A University That Runs a State, by Frank Parker Stockbridge, and
What I am Trying To Do, by Adolph O. Eberhardt. Both in the World’s Work. In Wisconsin, the university “writes many of its laws, directs much of its public service, increases its crops, makes better farmers and housekeepers, conducts correspondence schools, and carries a college education to the door of every citizen who wants it.” In Minnesota a governor who writes of his own plans, is trying to keep farmers on their farms, by using a generous state educational fund, with further grants by the Legislature, to make the country school houses centers for social intercourse for recreation and for practical instruction in agriculture and household economics.

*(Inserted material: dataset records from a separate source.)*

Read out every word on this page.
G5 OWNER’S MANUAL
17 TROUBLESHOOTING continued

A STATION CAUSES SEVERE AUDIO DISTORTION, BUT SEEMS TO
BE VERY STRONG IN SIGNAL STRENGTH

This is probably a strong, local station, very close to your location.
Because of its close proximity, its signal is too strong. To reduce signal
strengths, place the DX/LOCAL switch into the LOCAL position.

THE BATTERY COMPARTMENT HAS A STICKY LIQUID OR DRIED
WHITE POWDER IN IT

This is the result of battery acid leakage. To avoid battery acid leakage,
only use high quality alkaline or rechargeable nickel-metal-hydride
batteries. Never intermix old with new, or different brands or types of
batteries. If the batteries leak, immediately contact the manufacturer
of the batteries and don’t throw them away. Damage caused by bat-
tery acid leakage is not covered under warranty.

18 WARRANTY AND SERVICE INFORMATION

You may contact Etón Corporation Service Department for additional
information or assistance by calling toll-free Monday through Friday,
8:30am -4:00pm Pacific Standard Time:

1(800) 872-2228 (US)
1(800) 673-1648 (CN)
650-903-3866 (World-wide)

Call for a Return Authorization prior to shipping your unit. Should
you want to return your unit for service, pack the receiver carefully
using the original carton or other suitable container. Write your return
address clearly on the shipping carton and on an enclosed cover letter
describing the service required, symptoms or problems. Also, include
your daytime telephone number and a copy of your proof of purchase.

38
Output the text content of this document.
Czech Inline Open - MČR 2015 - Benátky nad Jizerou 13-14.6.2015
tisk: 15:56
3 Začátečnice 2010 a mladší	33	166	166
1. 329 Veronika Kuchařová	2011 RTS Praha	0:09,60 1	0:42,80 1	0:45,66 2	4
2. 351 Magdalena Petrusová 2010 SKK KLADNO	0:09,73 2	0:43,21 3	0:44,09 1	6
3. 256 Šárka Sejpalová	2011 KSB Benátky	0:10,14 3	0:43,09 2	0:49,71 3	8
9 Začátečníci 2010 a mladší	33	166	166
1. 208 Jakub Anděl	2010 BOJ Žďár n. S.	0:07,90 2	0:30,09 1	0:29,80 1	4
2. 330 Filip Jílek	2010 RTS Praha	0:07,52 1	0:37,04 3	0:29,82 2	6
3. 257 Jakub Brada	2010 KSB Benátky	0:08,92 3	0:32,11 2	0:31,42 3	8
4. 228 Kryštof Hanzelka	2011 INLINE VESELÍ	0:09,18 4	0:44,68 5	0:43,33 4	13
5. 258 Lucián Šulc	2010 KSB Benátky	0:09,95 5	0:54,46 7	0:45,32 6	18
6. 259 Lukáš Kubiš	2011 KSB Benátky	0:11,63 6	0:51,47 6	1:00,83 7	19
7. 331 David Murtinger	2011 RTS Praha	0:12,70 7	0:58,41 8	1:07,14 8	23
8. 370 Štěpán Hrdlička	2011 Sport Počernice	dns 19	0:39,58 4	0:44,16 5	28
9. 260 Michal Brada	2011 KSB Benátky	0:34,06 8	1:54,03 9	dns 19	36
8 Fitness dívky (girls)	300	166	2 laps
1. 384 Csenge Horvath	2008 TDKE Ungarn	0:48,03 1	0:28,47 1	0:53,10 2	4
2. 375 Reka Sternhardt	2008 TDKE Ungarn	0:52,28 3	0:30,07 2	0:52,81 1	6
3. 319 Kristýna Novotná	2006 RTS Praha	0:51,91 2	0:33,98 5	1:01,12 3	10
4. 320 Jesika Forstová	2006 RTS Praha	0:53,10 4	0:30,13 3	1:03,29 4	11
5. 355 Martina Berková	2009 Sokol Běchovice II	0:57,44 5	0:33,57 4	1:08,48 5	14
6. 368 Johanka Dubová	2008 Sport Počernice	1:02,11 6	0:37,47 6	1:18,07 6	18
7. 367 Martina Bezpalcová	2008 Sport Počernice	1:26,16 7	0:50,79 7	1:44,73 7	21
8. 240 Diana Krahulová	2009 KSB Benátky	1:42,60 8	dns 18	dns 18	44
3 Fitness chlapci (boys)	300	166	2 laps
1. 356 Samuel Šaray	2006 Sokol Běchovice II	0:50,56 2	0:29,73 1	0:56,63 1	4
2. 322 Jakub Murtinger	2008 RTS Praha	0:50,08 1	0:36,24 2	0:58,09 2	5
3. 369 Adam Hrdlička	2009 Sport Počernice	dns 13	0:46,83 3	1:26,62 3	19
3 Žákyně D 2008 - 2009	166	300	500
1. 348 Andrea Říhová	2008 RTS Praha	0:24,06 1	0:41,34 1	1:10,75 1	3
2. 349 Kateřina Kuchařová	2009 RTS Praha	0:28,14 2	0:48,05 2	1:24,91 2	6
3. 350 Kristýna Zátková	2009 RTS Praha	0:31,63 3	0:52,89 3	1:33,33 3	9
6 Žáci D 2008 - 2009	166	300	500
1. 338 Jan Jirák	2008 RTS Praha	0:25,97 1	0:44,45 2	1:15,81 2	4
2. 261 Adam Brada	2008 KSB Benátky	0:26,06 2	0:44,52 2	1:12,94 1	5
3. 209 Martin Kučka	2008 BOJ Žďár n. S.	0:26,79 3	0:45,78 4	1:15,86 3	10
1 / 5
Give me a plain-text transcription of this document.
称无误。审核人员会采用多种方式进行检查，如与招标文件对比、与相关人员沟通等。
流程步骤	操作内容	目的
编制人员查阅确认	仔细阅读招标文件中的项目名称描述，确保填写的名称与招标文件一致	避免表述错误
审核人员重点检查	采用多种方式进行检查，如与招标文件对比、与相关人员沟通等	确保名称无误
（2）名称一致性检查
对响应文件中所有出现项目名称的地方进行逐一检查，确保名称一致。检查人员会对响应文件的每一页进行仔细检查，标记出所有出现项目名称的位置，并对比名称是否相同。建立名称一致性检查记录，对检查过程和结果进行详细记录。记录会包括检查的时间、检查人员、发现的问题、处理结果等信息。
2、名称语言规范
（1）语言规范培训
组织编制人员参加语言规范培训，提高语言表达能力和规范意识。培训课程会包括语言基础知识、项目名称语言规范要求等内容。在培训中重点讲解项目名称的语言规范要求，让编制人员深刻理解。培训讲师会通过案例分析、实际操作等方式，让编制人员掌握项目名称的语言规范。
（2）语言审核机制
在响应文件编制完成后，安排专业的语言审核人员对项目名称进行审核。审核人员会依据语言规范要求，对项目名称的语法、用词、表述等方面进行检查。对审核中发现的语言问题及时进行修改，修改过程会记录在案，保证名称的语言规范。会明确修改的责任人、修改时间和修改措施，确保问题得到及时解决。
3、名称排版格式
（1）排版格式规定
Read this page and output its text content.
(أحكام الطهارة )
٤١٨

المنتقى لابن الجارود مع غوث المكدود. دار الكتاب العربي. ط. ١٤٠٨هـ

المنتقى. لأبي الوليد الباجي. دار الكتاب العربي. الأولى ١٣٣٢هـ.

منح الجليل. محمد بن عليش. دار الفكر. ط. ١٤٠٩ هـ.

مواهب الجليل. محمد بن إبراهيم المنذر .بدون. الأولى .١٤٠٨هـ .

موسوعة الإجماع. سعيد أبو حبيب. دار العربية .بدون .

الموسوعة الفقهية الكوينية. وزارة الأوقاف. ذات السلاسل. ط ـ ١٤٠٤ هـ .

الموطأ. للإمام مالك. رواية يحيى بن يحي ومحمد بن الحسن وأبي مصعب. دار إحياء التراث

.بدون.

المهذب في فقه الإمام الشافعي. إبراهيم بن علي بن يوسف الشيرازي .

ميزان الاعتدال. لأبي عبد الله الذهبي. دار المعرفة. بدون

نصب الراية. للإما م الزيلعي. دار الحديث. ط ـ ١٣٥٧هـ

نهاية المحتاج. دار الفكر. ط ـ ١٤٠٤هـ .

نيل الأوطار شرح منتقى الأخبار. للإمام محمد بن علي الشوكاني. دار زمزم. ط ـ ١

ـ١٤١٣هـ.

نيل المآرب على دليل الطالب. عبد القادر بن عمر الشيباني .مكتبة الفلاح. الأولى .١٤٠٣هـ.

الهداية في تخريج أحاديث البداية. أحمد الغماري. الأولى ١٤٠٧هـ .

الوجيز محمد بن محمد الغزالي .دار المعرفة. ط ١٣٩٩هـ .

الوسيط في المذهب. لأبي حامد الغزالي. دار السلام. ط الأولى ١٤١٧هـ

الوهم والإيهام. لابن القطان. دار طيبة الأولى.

Consumers’ Co-operation, by Albert Sonnichsen, and Co-operation in Wisconsin, by Robert A. Campbell. Both in the Review of Reviews. A résumé by the secretary of the co-operative league of the progress of the co-operative movement in Europe and America, supplemented by the intensive study of one state by an official of the State Board of Public Affairs, created last year with instruction, to make a special study of the state experience in this field.
Industrial Peace and War. By Everett P. Wheeler. Atlantic Monthly. A plea for a compulsory arbitral tribunal, which would substitute continual peace for recurrent warfare in the relations of labor and capital. Mr. Wheeler does not believe such a method of settling labor disputes would be impracticable or unsuited to American conditions or that the compulsory powers of such a tribunal should be any more repugnant to our ideas of liberty than is the power of our courts to decide disputes between individuals.
THE FOOL
Mary Eleanor Roberts in the Independent
There’s a fool runs the mission, that place on the pike,
For darkies, and dagoes, and bums, and the like,
And if I had his job, why I’d go on a strike.